Europe open: Stocks slip on oil price weakness
European stocks were trading on a mixed note on Thursday morning, mimicking the performance of Wall Street's main stock indices overnight due to weakness in oil futures as investors continued to reassess prospects for the global economy.
As of 0905 GMT the benchmark Stoxx 600 was little changed, trading higher by 0.08% to 377.54, alongside a 0.49% bounce in the Cac-40 to 5,029.68, although Germany's Dax was drifting lower by 0.04% to 112,018.08.
In parallel, front month Brent crude oil futures were bouncing back by 0.73% to $53.32 a barrel on the ICE while euro/dollar was up by 0.49% to 1.0764.
"Markets are realising that the ambitious reflation expectations that we had at the beginning of this year are starting to get reassessed in the context of the ability of the new US administration to deliver anything meaningful on either tax reform or increased infrastructure spending over the next few months," said Michael Hewson, chief market analyst at CMC Markets UK.
In the background, the first round of voting in France's presidential elections, on 23 April were looming ever closer.
On the economic calendar for Thursday, markets were waiting on euro area construction output data for February at 10:00 GMT, followed by consumer confidence figures for the month of April at 15:00 GMT.

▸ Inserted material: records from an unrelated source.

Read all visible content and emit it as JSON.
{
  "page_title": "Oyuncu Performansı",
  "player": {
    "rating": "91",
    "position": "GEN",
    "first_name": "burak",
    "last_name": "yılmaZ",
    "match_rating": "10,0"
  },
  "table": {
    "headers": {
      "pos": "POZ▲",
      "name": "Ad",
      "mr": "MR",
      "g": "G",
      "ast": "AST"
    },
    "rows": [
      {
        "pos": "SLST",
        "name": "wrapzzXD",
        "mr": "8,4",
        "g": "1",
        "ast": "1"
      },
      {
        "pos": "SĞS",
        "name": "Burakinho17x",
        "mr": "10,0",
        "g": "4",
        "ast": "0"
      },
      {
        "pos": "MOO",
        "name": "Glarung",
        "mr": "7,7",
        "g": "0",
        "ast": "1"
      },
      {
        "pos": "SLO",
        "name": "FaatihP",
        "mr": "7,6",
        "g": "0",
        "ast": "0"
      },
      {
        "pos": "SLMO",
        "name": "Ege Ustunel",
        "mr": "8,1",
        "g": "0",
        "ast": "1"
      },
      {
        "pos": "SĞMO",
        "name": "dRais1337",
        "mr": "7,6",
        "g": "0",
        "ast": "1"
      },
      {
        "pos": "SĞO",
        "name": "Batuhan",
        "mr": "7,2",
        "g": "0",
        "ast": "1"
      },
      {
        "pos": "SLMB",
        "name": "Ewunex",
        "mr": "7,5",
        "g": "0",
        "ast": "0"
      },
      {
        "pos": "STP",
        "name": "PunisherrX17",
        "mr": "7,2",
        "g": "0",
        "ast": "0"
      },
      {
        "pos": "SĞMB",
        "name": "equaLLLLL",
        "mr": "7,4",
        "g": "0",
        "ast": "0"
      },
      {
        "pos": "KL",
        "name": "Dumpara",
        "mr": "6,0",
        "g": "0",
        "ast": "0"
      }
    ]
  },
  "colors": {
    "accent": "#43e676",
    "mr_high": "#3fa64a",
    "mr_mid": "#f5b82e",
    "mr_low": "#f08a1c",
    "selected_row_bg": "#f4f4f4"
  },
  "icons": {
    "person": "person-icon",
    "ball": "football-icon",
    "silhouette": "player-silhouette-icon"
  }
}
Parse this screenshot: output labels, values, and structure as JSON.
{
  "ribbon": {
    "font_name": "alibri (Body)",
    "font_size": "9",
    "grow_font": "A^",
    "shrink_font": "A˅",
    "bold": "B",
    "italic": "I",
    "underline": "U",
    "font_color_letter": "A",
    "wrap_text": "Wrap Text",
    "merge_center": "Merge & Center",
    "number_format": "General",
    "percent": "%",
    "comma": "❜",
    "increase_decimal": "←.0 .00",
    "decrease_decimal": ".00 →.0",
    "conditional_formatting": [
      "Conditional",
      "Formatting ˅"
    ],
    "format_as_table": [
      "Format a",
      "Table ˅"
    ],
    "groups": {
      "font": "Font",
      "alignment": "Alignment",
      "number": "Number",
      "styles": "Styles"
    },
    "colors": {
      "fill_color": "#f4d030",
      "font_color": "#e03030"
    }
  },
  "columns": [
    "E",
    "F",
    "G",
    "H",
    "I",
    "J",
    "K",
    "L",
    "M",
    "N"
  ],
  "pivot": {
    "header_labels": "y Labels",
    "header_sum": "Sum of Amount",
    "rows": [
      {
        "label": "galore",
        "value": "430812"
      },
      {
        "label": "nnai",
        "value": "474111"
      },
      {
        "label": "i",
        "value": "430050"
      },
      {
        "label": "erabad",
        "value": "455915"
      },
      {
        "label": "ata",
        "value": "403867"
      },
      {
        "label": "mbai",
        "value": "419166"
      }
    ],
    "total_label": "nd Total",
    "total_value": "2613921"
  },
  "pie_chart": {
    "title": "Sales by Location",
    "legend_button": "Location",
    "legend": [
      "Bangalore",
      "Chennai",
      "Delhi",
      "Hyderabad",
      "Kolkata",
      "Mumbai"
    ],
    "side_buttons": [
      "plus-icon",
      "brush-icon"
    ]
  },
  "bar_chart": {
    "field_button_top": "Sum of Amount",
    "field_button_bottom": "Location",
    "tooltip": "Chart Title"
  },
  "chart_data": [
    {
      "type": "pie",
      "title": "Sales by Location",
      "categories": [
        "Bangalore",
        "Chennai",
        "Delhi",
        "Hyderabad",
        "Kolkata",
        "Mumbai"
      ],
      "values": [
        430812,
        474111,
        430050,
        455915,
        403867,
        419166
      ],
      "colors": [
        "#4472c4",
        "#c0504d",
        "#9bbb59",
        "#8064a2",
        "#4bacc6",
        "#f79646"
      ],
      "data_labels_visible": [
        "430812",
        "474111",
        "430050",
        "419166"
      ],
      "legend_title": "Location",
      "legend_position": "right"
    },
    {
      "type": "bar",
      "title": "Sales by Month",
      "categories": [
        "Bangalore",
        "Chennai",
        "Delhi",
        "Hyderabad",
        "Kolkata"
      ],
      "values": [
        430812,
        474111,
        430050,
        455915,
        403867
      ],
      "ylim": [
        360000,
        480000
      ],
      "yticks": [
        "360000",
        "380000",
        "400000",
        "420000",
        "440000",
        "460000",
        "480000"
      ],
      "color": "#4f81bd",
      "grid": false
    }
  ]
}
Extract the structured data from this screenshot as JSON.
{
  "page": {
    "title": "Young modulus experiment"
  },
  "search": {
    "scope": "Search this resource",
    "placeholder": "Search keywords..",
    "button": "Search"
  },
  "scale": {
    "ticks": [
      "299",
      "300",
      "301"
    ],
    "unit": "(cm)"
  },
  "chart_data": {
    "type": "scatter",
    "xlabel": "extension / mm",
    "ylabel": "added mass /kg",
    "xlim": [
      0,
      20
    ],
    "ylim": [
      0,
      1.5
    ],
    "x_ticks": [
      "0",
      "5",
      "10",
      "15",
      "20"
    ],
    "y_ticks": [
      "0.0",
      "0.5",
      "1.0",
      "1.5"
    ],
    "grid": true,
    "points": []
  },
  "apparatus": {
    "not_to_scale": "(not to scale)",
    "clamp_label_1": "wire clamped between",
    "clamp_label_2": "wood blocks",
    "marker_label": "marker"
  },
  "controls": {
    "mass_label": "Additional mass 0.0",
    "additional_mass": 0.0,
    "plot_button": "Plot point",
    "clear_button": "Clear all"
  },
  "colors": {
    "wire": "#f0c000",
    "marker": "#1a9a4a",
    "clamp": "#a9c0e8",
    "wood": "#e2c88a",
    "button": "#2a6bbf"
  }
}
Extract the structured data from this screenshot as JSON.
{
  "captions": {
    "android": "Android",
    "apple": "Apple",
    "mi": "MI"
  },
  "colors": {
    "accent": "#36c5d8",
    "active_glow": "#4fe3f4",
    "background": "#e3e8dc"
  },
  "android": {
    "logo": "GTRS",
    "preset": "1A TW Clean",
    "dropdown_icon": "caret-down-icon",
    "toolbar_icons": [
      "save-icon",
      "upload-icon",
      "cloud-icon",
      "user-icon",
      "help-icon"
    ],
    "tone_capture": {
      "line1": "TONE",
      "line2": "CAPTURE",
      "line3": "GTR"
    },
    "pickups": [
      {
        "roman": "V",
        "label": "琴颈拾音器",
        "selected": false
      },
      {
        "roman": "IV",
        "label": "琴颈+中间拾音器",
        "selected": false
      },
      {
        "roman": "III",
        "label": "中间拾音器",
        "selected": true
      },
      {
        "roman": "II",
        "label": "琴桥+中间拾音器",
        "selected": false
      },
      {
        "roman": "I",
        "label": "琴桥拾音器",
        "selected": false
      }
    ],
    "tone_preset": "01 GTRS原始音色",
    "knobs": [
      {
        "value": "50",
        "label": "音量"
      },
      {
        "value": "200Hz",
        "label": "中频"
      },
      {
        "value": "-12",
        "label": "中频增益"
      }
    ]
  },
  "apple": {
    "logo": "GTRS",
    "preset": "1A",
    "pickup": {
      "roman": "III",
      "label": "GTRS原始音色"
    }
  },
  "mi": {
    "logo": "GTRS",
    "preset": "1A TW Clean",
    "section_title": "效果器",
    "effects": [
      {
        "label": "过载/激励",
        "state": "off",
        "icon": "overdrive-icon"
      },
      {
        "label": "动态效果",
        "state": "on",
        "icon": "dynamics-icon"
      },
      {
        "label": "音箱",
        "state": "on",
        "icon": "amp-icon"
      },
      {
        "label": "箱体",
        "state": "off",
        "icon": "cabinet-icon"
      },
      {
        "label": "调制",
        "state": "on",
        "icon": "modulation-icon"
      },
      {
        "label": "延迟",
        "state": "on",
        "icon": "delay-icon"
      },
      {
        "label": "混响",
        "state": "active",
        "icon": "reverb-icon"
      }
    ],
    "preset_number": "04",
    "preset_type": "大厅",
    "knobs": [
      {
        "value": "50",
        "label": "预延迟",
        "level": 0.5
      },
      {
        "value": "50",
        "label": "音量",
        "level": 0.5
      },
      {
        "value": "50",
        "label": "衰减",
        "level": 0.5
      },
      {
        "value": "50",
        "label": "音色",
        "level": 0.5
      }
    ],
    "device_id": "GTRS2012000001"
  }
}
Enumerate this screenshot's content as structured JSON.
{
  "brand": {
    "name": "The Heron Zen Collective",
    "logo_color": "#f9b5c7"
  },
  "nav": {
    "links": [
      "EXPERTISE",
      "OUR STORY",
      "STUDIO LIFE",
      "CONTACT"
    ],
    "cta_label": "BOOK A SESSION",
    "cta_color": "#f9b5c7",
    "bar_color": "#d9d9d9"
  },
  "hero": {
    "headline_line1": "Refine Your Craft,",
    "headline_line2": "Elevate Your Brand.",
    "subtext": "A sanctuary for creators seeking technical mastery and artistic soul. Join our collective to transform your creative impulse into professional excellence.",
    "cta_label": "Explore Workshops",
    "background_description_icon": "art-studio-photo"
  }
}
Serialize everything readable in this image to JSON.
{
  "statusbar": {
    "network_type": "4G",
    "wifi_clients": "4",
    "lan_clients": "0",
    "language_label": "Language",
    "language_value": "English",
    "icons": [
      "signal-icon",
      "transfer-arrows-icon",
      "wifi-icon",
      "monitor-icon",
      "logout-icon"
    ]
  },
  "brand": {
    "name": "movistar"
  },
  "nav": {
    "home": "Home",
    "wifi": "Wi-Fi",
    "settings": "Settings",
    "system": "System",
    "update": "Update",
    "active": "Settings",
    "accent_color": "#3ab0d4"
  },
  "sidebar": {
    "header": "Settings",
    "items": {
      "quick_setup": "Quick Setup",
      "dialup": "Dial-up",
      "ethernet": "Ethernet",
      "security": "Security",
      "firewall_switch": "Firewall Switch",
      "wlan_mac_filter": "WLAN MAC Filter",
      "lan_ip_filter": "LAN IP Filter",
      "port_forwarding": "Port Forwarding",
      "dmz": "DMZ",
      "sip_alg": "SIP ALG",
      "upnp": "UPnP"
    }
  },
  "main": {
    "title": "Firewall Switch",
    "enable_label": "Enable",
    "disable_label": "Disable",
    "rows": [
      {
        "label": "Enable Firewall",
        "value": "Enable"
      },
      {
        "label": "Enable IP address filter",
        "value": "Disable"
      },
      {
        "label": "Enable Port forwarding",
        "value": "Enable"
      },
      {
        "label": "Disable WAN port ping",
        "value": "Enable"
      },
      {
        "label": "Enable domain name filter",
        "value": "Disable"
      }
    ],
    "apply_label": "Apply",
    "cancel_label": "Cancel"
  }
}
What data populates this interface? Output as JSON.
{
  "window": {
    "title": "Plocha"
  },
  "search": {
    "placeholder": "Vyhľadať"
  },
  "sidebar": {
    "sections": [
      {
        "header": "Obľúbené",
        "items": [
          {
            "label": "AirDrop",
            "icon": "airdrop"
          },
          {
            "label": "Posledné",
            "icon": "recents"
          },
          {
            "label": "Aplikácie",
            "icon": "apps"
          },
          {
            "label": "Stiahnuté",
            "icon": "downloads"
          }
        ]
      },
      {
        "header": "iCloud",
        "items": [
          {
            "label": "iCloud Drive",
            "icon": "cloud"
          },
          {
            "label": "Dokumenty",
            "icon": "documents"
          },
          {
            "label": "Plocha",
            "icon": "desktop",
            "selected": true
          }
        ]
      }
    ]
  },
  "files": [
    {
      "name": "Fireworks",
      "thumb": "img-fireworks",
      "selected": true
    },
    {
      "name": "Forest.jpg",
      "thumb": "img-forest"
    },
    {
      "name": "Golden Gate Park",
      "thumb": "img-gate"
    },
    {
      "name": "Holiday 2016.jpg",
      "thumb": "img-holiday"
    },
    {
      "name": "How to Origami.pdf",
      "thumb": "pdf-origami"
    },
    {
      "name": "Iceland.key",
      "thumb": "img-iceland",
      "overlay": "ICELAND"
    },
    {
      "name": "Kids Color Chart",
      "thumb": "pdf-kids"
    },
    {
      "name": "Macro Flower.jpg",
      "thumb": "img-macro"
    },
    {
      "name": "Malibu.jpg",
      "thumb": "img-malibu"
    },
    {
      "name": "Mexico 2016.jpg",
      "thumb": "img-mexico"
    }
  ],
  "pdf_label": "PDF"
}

Stateside, the Federal Reserve bank of Philadelphia's manufacturing gauge for April is scheduled to be published at 13:30 GMT, together with the latest weekly unemployment claims data.
A trade union in the Netherlands said it will meet with PPG Industries to discuss its €24.6bn takeover bid for Akzo Nobel after the latter unveiled a strategic plan which envisages staff reductions.
China's HNA recently approached Spain's Abertis regarding an alternative bid to that from Italy's Atlantia, Il Sole 24 Ore reported.